Ausstellung „Partnerschaft des Friedens“ in Rheinbach eröffnet
Rathaus wird zur Gedenkstätte
Zahlreiche Exponate und Schautafeln erinnern an den Ersten Weltkrieg
Rheinbach. Es waren mittlerweile fast drei Monate vergangen nach dem geplanten Termin der Eröffnung der Ausstellung zur „Partnerschaft des Friedens“ im Eingangsbereich des Rheinbacher Rathauses. Corona hatte damals kurzfristig die Möglichkeit genommen, zum anberaumten Termin die Ausstellung zu eröffnen. Umso mehr freute sich Bürgermeister Stefan Raetz, die Eröffnung im Beisein von Gästen durchführen zu können. Mit dabei waren eine Abordnung der Bundeswehr unter Führung vom Standortältesten und Kommandeur des Betriebszentrums IT-System (BITS) Brigadegeneral Ralf Hoffmann und dem Abteilungsleiter Führung BITS, gleichzeitig Beauftragter Patenschaft, Oberstleutnant Jens Nötzel.
Organisatorisch wurde die Ausstellung vom Koordinator der Partnerschaft des Friedens der Stadt Rheinbach, Thomas Spitz begleitet. Bürgermeister Stefan Raetz betonte in seiner Begrüßungsansprache, wie wichtig der Frieden sei, vor allem vor dem Hintergrund des Ersten Weltkrieges, dessen größte Schlacht unweit von unserer Heimat stattgefunden habe.

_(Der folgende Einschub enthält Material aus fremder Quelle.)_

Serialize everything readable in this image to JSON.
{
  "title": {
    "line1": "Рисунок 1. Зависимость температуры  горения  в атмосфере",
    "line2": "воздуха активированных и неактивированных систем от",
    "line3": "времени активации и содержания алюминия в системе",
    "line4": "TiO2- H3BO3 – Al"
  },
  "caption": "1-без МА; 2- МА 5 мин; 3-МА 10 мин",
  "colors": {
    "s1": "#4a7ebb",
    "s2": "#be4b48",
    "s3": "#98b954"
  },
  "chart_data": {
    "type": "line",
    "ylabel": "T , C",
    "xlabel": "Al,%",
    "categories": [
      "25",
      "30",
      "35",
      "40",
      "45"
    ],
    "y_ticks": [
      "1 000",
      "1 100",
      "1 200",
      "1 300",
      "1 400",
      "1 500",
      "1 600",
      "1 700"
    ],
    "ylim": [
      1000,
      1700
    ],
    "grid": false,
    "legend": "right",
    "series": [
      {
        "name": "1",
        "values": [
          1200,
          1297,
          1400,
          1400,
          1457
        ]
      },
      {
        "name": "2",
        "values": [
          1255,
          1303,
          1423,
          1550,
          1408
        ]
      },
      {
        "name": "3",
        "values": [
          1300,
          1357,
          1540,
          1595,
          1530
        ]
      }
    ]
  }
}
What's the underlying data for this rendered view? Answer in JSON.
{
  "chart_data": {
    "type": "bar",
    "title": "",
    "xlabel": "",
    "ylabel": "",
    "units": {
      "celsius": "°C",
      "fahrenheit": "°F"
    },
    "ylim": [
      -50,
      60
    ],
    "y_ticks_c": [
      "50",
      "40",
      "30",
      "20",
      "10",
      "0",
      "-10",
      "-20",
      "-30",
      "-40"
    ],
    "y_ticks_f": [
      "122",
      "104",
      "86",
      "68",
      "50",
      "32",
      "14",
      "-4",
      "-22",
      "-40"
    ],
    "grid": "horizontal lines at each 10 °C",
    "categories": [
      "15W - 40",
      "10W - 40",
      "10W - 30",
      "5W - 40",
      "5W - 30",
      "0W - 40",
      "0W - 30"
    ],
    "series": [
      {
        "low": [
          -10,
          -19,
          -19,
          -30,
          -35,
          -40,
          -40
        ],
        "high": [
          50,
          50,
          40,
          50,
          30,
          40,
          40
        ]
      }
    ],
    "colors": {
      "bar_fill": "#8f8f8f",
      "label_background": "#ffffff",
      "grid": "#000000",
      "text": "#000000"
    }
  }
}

Die Ausstellung „Partnerschaft des Friedens“ wäre nicht möglich gewesen ohne den Initiator und langjährigen Kenner der Vorgänge des Ersten Weltkriegs, Peter Baus, der die weiteren Ausführungen zur Ausstellung übernahm.
„Als junger Mann war ich 1978 das erste Mal in Verdun. Mein ganzes Leben lang habe ich mich mit Geschichte und militärhistorischen Themen beschäftigt. Dabei war ich auch viele Male in Verdun und Umgebung. Im Jahr 1987 habe ich meine erste militärhistorische Weiterbildung mit Soldaten aus Rheinbach dorthin durchgeführt. Die Partnerschaft des Friedens ist nicht mit den herkömmlichen Städtepartnerschaften vergleichbar. Douaumont und Vaux sind zerstörte kleine Ortschaften, im Epizentrum der damaligen Schlacht von Verdun 1916. Die deutsch-französische Geschichte, der Erste Weltkrieg, die Schlacht bei Verdun sind große Ereignisse, über die es unzählige, umfangreiche Bücher, Dokumente und sonstige Veröffentlichungen gibt. Bei der Darstellung auf einer übersichtlichen Anzahl von Schautafeln kommt es natürlich zwangsläufig zu Verknappungen oder nicht statthaften Verkürzungen. Aber dies ist eine Ausstellung, die dem Besucher die Großartigkeit der Partnerschaft des Friedens anschaulich und in angemessener Kürze darstellen soll“
schloss Baus seine ausführlichen Erklärungen zur Ausstellung.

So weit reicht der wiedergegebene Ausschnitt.